Living from the Ground of Being
The Cry of Freedom
by Papaji
April 15, 2020

Excerpts from Wake Up & Roar, by H.W.L. Poonja, compiled and edited by Eli Jaxon Bear.


The Cry of Freedom

The Cry of FreedomJust give rise to the single thought, “I want to be free.” Out of the entire population of six billion, only a handful will give rise to this thought. It is the most rare thought.

I call this thought of freedom going against the stream and toward the source. It does not require any effort to give rise to this thought. The thought, “I want to be free” is itself free.
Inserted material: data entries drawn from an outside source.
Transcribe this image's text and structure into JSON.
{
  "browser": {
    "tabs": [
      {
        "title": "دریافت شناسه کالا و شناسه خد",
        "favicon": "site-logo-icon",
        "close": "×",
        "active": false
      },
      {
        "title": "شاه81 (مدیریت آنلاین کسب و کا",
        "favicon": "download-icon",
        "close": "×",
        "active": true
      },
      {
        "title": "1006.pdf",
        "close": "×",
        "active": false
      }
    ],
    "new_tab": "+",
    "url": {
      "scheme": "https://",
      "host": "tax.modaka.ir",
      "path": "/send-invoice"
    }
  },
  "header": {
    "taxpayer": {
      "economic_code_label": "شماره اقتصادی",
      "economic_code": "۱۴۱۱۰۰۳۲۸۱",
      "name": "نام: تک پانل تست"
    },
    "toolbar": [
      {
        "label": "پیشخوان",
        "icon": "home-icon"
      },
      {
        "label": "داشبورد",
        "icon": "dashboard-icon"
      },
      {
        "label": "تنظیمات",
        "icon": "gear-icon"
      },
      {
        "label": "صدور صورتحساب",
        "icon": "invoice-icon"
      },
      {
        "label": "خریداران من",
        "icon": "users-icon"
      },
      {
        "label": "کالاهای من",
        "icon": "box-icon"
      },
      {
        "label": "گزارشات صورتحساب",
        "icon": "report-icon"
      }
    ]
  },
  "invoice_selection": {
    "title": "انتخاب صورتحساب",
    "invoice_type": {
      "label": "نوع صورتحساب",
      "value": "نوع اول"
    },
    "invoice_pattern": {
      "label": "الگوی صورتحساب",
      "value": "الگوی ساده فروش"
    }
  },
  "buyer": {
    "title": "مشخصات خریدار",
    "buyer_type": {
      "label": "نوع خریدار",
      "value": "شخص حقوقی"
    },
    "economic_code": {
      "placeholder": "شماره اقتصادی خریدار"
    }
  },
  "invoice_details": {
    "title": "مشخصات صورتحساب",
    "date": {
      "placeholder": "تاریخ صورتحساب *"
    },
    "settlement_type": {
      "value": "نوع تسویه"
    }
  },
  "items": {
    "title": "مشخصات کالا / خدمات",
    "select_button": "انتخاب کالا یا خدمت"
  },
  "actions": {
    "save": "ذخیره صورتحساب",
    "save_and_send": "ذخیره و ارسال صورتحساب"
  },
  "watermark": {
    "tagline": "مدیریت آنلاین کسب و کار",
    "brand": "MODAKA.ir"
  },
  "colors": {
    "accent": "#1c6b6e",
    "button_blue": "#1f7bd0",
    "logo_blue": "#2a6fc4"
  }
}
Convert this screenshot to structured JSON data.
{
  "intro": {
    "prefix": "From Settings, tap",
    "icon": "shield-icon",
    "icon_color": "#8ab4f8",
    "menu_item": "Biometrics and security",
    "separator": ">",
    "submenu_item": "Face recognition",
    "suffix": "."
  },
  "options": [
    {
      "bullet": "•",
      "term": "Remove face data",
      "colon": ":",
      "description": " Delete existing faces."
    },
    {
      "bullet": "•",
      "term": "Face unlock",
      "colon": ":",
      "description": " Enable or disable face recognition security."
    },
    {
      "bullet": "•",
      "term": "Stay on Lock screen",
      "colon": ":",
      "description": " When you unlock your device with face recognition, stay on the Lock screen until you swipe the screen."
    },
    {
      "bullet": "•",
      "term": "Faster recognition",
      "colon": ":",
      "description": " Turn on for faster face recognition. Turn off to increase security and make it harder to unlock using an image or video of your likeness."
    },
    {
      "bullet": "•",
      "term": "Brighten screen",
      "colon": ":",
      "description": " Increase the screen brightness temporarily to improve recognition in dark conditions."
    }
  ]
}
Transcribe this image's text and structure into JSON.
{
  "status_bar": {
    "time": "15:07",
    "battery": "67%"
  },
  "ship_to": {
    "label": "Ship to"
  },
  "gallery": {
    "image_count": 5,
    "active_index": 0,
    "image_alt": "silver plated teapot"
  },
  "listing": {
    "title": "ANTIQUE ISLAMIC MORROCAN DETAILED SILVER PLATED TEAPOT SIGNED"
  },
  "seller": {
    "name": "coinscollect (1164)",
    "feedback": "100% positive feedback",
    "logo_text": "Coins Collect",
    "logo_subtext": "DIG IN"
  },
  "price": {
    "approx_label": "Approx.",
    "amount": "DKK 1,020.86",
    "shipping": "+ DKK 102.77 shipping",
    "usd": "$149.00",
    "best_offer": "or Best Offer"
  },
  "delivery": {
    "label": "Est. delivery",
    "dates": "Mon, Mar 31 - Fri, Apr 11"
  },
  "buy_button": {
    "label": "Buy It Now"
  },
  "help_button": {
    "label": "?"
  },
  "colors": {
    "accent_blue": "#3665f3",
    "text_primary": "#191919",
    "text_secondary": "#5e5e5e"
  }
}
This thought will take you to freedom.

Allow yourself some time; even an instant is all it takes for this recognition. Once only. Look into and recognize your Self within this instant. You don't need a long program spread out over years to recognize this freedom. You are already free. It is only this recognition that you are postponing. You must recognize your own nature or you will not be happy. I think you could well afford to be available for a few moments. You have spent all your life for others, and not even this one instant for your Self.

Everyone possesses you. When you are born, your parents say you are “my son.” Go to school next, and you’re “my student.” Then marry and you’re “my husband,” “my wife.” Have children and you’re “my father,” “my mother.” Remove these possessions. Let no one possess you. Reject everything and see what happens.

You have to devote some time for your Self. You have to reach your home. There is no escape. You must decide, do you want to play more, or do you want to return home? You are already free. It is only your illusion that you are not. The moment you declare “I am free!”—eureka! This is a very happy moment.


Meditation and Practice

Papaji seatedThe are many practices, rituals, mantras, and forms of yoga being practiced around the world. This is very good because something in this direction is better than getting lost in the world. Whatever practice you do focuses on a particular center. Physical practice is the body. Vital practices are pranayama, kundalini, kriya, and so forth. Raja yoga and intellectual practices focus on the mental center. The question is: What is the goal? What do you want? Different practices are for different aims or goals.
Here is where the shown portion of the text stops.